Против всякого ожидания, первые начала танцевального искусства оказались уж чересчур простыми. Во всяком случае, менее трудными, чем уроки гимнастики, которые – по сокольской системе – преподавали нам в нашей «реалке», с разным там лазаньем по лестницам, прыганьем через козлы, упражнением на брусьях и т. п. В большом зале «Мещанской беседы», где происходили танцевальные курсы, по одну его сторону стояли «дамы» – девушки в длинных белых платьях, а по другую – мы, «кавалеры». Позади «дам», около стены, сидели их мамаши, или тетушки, «гардедамы», на галерее разместилось несколько музыкантов. Учитель танцев, молодой человек во фраке, извивавшийся, как будто он каучуковый, заставлял нас постоянно повторять одно и то же: надо было выходить на середину зала по одному – сначала «кавалеру», потом «даме» – и здесь каждый, под звуки музыки повторял несколько простых «па» польки, потом расшаркивался, и снова возвращался на свое место. Трудно было себе представить нечто более дурацкое и комичное.
После перерыва учитель танцев объяснил, что теперь каждый «кавалер» должен – и как именно – пригласить какую-нибудь «даму» танцевать с ним, и что будем танцевать польку. Я, как решил, так и сделал.
Заранее пригляделся к стоявшим напротив девицам, и пригласил ту, которая показалась мне самой большой дурнушкой. Протанцевали мы благополучно, что значит, что я ни разу не наступил ей на ногу, ни даже на ее длинное платье, и что наша пара не получила никакого замечания учителя, шмыгавшего тут же, среди танцующих.

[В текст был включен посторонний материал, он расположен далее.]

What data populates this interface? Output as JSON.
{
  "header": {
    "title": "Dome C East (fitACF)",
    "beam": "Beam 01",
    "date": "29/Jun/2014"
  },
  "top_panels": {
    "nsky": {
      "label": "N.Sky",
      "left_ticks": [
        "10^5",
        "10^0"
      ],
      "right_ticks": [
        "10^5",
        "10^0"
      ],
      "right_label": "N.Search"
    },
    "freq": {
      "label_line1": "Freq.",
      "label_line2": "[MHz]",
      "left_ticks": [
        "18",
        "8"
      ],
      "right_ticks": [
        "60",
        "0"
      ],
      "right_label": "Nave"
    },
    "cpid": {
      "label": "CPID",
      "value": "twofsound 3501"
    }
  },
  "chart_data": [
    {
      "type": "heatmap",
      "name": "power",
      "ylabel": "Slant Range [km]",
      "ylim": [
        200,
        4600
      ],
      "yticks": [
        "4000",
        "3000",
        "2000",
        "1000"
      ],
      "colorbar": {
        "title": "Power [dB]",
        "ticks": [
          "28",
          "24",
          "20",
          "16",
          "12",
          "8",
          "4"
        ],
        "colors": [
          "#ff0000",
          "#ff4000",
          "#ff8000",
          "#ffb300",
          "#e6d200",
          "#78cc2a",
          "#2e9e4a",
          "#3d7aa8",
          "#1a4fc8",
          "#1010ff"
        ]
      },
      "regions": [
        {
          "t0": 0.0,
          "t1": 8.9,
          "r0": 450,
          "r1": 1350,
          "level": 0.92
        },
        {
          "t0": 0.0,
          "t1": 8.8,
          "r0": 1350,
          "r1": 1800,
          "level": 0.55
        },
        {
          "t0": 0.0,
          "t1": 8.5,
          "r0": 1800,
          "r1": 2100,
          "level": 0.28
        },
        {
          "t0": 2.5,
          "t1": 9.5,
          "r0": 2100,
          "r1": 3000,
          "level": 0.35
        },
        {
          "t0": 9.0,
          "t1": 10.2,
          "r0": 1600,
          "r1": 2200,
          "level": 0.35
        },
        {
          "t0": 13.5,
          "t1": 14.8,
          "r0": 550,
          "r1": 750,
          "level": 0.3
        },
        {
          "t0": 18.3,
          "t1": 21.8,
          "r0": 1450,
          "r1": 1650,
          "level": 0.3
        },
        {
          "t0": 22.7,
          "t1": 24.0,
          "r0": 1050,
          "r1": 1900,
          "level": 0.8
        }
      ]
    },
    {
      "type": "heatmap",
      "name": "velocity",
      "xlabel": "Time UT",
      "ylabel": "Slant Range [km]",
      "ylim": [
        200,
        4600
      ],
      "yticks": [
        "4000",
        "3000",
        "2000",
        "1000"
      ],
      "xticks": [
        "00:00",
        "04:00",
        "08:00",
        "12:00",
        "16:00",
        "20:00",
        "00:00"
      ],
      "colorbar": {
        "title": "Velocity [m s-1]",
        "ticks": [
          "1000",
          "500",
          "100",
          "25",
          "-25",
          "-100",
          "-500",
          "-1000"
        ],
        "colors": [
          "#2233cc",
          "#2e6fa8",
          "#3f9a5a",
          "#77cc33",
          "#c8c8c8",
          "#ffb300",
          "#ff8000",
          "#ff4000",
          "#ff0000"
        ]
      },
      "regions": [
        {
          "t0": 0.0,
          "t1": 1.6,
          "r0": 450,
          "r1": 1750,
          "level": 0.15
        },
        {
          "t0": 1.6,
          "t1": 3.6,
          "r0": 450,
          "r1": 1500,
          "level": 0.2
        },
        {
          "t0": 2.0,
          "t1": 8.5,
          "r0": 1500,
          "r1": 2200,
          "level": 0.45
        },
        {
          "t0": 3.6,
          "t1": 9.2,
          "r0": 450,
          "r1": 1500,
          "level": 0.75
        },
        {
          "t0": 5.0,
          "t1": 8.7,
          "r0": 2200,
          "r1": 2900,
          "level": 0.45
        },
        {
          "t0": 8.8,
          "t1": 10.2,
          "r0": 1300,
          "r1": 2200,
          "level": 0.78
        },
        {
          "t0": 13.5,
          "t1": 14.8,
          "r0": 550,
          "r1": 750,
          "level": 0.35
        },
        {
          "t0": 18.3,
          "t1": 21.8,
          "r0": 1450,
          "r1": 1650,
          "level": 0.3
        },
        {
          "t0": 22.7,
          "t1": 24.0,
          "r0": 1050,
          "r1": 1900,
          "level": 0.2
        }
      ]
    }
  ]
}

Но самое худшее испытание еще предстояло. После того, как стихла музыка, нельзя было просто отвести свою «даму» на ее место к мамаше, а – согласно инструкции, преподанной нам учителем – прогуляться с ней раз или два по залу, вести «светскую» беседу. Спрашиваю: «Вы любите оперу?», и получаю ответ: «Да». Но и на вопрос: «Кого вы предпочитаете, Сметану или Дворжака?», следует нечто неопределенное, но односложное, не то «да», не то «нет». Так моя «дама» или вовсе молчала, или отвечала этими «да» и «нет». Это, и еще больше то, что меня так бессовестно подвела теория вероятности, взбесило меня, я прервал прогулку и со словами: «О, вы, барышня, видно очень набожны! Руководитесь словами евангелия: да, да, нет, нет, да буде слово твое, и что больше есть, то от дьявола» вручил ее с поклоном ее мамаше. А сам – покинул зал, твердо решив никогда больше не танцевать. У Ницше я прочитал, что если смотреть на танцующих, не слыша при этом музыку, то справедливо сочтешь их помешанными, и с этим я согласился. Танцы, как и балет, я, увы, не понимаю. Маму я огорчил, И мой смокинг стал добычей моли.